Personal information
- Born: 17 February 1905 Tallinn, Governorate of Estonia, Russian Empire
- Died: 22 December 1995 (aged 90) New York, New York, U.S.
- Height: 173 cm (5 ft 8 in)

Sport
- Sport: Wrestling
- Club: Kalev Tallinn

Medal record
Men's freestyle wrestling
Representing Estonia
Olympic Games
| Gold medal – first place | 1928 Amsterdam | 66 kg |
Men's Greco-Roman wrestling
European Championships
| Silver medal – second place | 1926 Riga | 67.5 kg |
| Bronze medal – third place | 1927 Budapest | 67.5 kg |

= Osvald Käpp =

Estonian wrestler (1905–1995)

Osvald Käpp (17 February 1905 – 22 December 1995) was an Estonian wrestler who competed in freestyle and Greco-Roman lightweight events at the 1924, 1928 and 1932 Summer Olympics. He won the freestyle contest in 1928 and served as the Olympic flag bearer for Estonia in 1932. He also won two medals in Greco-Roman wrestling at the European championships in 1926–27.

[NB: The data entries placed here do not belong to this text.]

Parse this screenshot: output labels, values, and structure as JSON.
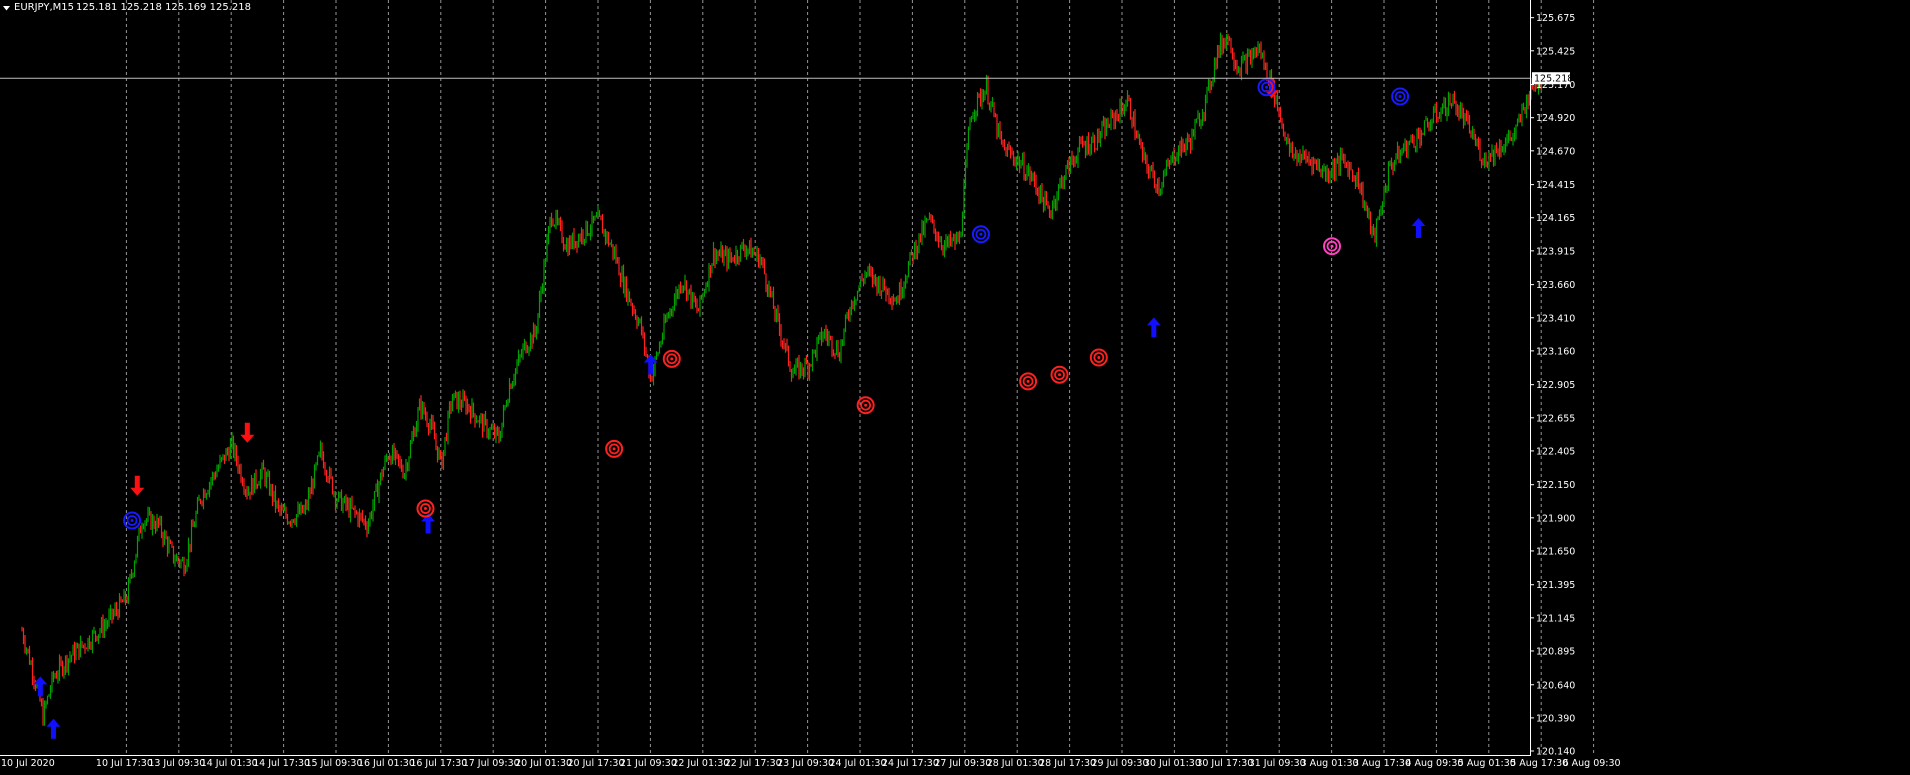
{
  "header": {
    "symbol_caption": "EURJPY,M15",
    "ohlc_caption": "125.181 125.218 125.169 125.218"
  },
  "colors": {
    "background": "#000000",
    "bull_candle": "#00a000",
    "bear_candle": "#ff2020",
    "grid": "#c8c8c8",
    "axis_text": "#ffffff",
    "price_line": "#c0c0c0",
    "signal_buy": "#1010ff",
    "signal_sell": "#ff1010",
    "target_red": "#ff2020",
    "target_blue": "#1a1aff",
    "target_magenta": "#ff40c0"
  },
  "chart_data": {
    "type": "line",
    "title": "EURJPY,M15",
    "ylim": [
      120.14,
      125.68
    ],
    "y_ticks": [
      120.14,
      120.39,
      120.64,
      120.895,
      121.145,
      121.395,
      121.65,
      121.9,
      122.15,
      122.405,
      122.655,
      122.905,
      123.16,
      123.41,
      123.66,
      123.915,
      124.165,
      124.415,
      124.67,
      124.92,
      125.17,
      125.425,
      125.675
    ],
    "y_tick_labels": [
      "120.140",
      "120.390",
      "120.640",
      "120.895",
      "121.145",
      "121.395",
      "121.650",
      "121.900",
      "122.150",
      "122.405",
      "122.655",
      "122.905",
      "123.160",
      "123.410",
      "123.660",
      "123.915",
      "124.165",
      "124.415",
      "124.670",
      "124.920",
      "125.170",
      "125.425",
      "125.675"
    ],
    "x_tick_labels": [
      "10 Jul 2020",
      "10 Jul 17:30",
      "13 Jul 09:30",
      "14 Jul 01:30",
      "14 Jul 17:30",
      "15 Jul 09:30",
      "16 Jul 01:30",
      "16 Jul 17:30",
      "17 Jul 09:30",
      "20 Jul 01:30",
      "20 Jul 17:30",
      "21 Jul 09:30",
      "22 Jul 01:30",
      "22 Jul 17:30",
      "23 Jul 09:30",
      "24 Jul 01:30",
      "24 Jul 17:30",
      "27 Jul 09:30",
      "28 Jul 01:30",
      "28 Jul 17:30",
      "29 Jul 09:30",
      "30 Jul 01:30",
      "30 Jul 17:30",
      "31 Jul 09:30",
      "3 Aug 01:30",
      "3 Aug 17:30",
      "4 Aug 09:30",
      "5 Aug 01:30",
      "5 Aug 17:30",
      "6 Aug 09:30"
    ],
    "current_price": 125.218,
    "current_price_label": "125.218",
    "grid": "vertical dashed",
    "series": [
      {
        "x_index": [
          0,
          0.3,
          0.4,
          0.6,
          0.9,
          1.2,
          1.6,
          2.0,
          2.3,
          2.6,
          2.9,
          3.1,
          3.4,
          3.7,
          4.0,
          4.3,
          4.6,
          4.9,
          5.1,
          5.4,
          5.7,
          6.0,
          6.3,
          6.6,
          6.8,
          7.0,
          7.3,
          7.6,
          7.8,
          8.0,
          8.2,
          8.5,
          8.8,
          9.1,
          9.3,
          9.6,
          9.8,
          10.1,
          10.4,
          10.7,
          11.0,
          11.3,
          11.5,
          11.8,
          12.0,
          12.3,
          12.6,
          12.9,
          13.2,
          13.5,
          13.8,
          14.1,
          14.4,
          14.7,
          15.0,
          15.3,
          15.6,
          15.8,
          16.1,
          16.4,
          16.7,
          17.0,
          17.3,
          17.6,
          17.9,
          18.1,
          18.4,
          18.7,
          19.0,
          19.3,
          19.6,
          19.9,
          20.2,
          20.5,
          20.8,
          21.1,
          21.4,
          21.7,
          22.0,
          22.3,
          22.6,
          22.8,
          23.0,
          23.2,
          23.4,
          23.6,
          23.9,
          24.2,
          24.6,
          24.9,
          25.2,
          25.5,
          25.8,
          26.1,
          26.4,
          26.7,
          27.0,
          27.3,
          27.6,
          27.9,
          28.2,
          28.5,
          28.8,
          29.0
        ],
        "close": [
          121.05,
          120.6,
          120.4,
          120.7,
          120.85,
          120.95,
          121.1,
          121.3,
          121.9,
          121.85,
          121.6,
          121.55,
          122.05,
          122.25,
          122.45,
          122.1,
          122.25,
          121.95,
          121.9,
          121.95,
          122.4,
          122.05,
          121.95,
          121.85,
          122.15,
          122.4,
          122.25,
          122.75,
          122.6,
          122.3,
          122.8,
          122.75,
          122.6,
          122.5,
          122.9,
          123.2,
          123.3,
          124.2,
          123.95,
          124.05,
          124.15,
          123.9,
          123.65,
          123.35,
          122.95,
          123.4,
          123.7,
          123.45,
          123.9,
          123.85,
          123.95,
          123.85,
          123.4,
          123.0,
          123.05,
          123.3,
          123.15,
          123.5,
          123.75,
          123.65,
          123.55,
          123.9,
          124.15,
          123.95,
          124.0,
          124.95,
          125.15,
          124.7,
          124.6,
          124.45,
          124.2,
          124.5,
          124.7,
          124.75,
          124.9,
          125.05,
          124.6,
          124.4,
          124.65,
          124.75,
          125.05,
          125.4,
          125.55,
          125.3,
          125.35,
          125.45,
          125.1,
          124.65,
          124.6,
          124.5,
          124.6,
          124.45,
          124.0,
          124.55,
          124.7,
          124.8,
          124.95,
          125.05,
          124.85,
          124.6,
          124.7,
          124.8,
          125.15,
          125.22
        ]
      }
    ],
    "signals": [
      {
        "type": "buy-arrow",
        "x": 0.35,
        "y": 120.62
      },
      {
        "type": "buy-arrow",
        "x": 0.6,
        "y": 120.3
      },
      {
        "type": "sell-arrow",
        "x": 2.2,
        "y": 122.15
      },
      {
        "type": "sell-arrow",
        "x": 4.3,
        "y": 122.55
      },
      {
        "type": "buy-arrow",
        "x": 7.75,
        "y": 121.85
      },
      {
        "type": "buy-arrow",
        "x": 12.0,
        "y": 123.05
      },
      {
        "type": "buy-arrow",
        "x": 21.6,
        "y": 123.33
      },
      {
        "type": "sell-arrow",
        "x": 23.85,
        "y": 125.15
      },
      {
        "type": "buy-arrow",
        "x": 26.65,
        "y": 124.08
      },
      {
        "type": "target-blue",
        "x": 2.1,
        "y": 121.88
      },
      {
        "type": "target-red",
        "x": 7.7,
        "y": 121.97
      },
      {
        "type": "target-red",
        "x": 11.3,
        "y": 122.42
      },
      {
        "type": "target-red",
        "x": 12.4,
        "y": 123.1
      },
      {
        "type": "target-red",
        "x": 16.1,
        "y": 122.75
      },
      {
        "type": "target-blue",
        "x": 18.3,
        "y": 124.04
      },
      {
        "type": "target-red",
        "x": 19.2,
        "y": 122.93
      },
      {
        "type": "target-red",
        "x": 19.8,
        "y": 122.98
      },
      {
        "type": "target-red",
        "x": 20.55,
        "y": 123.11
      },
      {
        "type": "target-blue",
        "x": 23.75,
        "y": 125.15
      },
      {
        "type": "target-magenta",
        "x": 25.0,
        "y": 123.95
      },
      {
        "type": "target-blue",
        "x": 26.3,
        "y": 125.08
      }
    ]
  }
}
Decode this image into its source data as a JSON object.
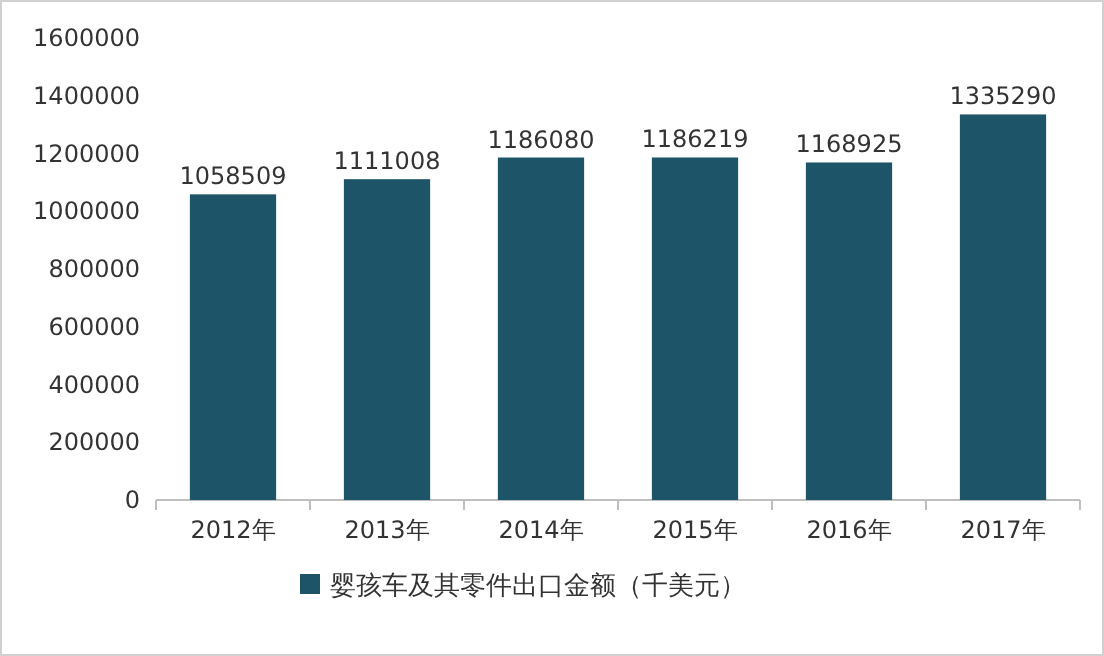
{
  "chart_data": {
    "type": "bar",
    "categories": [
      "2012年",
      "2013年",
      "2014年",
      "2015年",
      "2016年",
      "2017年"
    ],
    "series": [
      {
        "name": "婴孩车及其零件出口金额（千美元）",
        "color": "#1d5468",
        "values": [
          1058509,
          1111008,
          1186080,
          1186219,
          1168925,
          1335290
        ]
      }
    ],
    "ylim": [
      0,
      1600000
    ],
    "yticks": [
      0,
      200000,
      400000,
      600000,
      800000,
      1000000,
      1200000,
      1400000,
      1600000
    ],
    "data_labels": true,
    "legend": "bottom"
  }
}
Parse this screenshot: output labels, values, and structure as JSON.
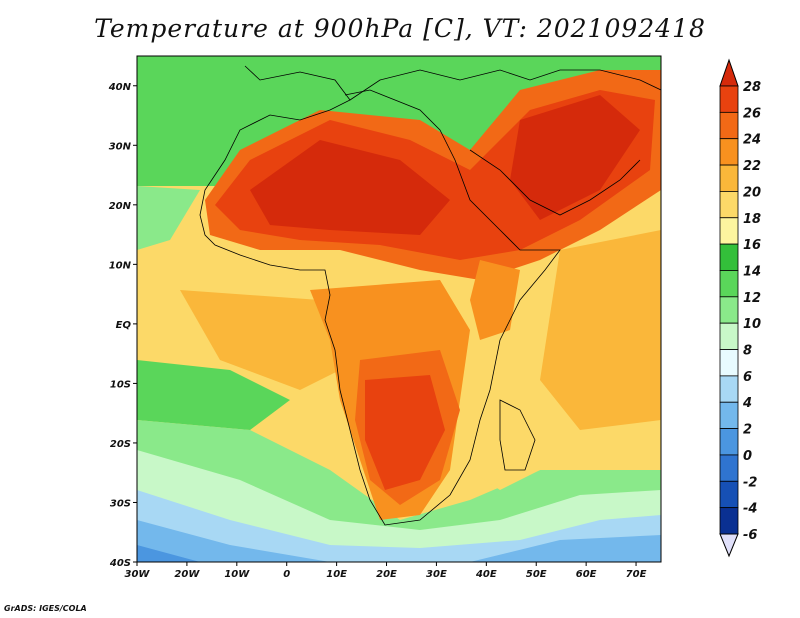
{
  "title": "Temperature at 900hPa [C], VT: 2021092418",
  "credit": "GrADS: IGES/COLA",
  "map": {
    "projection": "latlon",
    "lon_range": [
      -30,
      75
    ],
    "lat_range": [
      -40,
      45
    ],
    "x_ticks": [
      "30W",
      "20W",
      "10W",
      "0",
      "10E",
      "20E",
      "30E",
      "40E",
      "50E",
      "60E",
      "70E"
    ],
    "y_ticks": [
      "40N",
      "30N",
      "20N",
      "10N",
      "EQ",
      "10S",
      "20S",
      "30S",
      "40S"
    ]
  },
  "colorbar": {
    "levels": [
      "28",
      "26",
      "24",
      "22",
      "20",
      "18",
      "16",
      "14",
      "12",
      "10",
      "8",
      "6",
      "4",
      "2",
      "0",
      "-2",
      "-4",
      "-6"
    ],
    "colors": [
      "#e8420f",
      "#f26916",
      "#f8911f",
      "#fab73a",
      "#fcd968",
      "#fdf59f",
      "#33bf3a",
      "#5ad65a",
      "#8ae98a",
      "#c8f8c8",
      "#e8fbff",
      "#a8d8f4",
      "#73b8ec",
      "#4b96e0",
      "#2f74d0",
      "#1650b5",
      "#0a3092",
      "#061a66"
    ],
    "top_color": "#d52a0b",
    "bottom_color": "#e0e0fa"
  }
}
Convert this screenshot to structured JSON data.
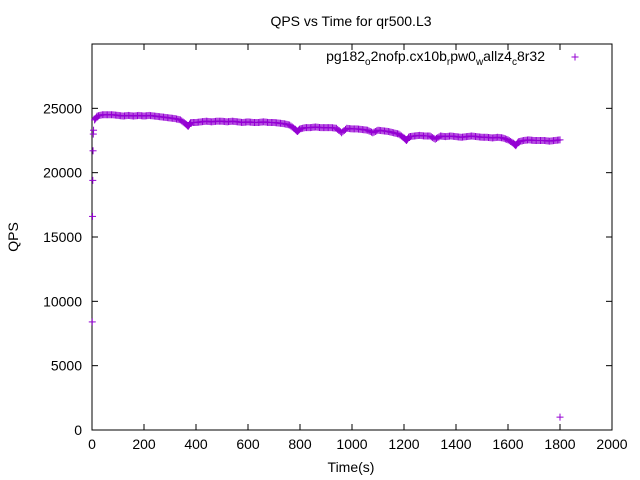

Käpp trained as a gymnast and basketball player before changing to wrestling in 1923. In 1929, during the Great Depression, he immigrated to New York City, and won the AAU Greco-Roman (1929) and freestyle titles (1930–31). He retired in 1931, but was convinced to compete in the 1932 Summer Olympics, as Estonia could not afford to send an Olympic team to Los Angeles and was recruiting Estonians living in the United States (only Käpp and Alfred Maasik agreed). Lack of preparation took its toll, and Käpp was eliminated after three rounds in both freestyle and Greco-Roman wrestling.

Käpp was a pastry-chef. While living in Tallinn, he worked at a candy factory and later opened a bakery in New York.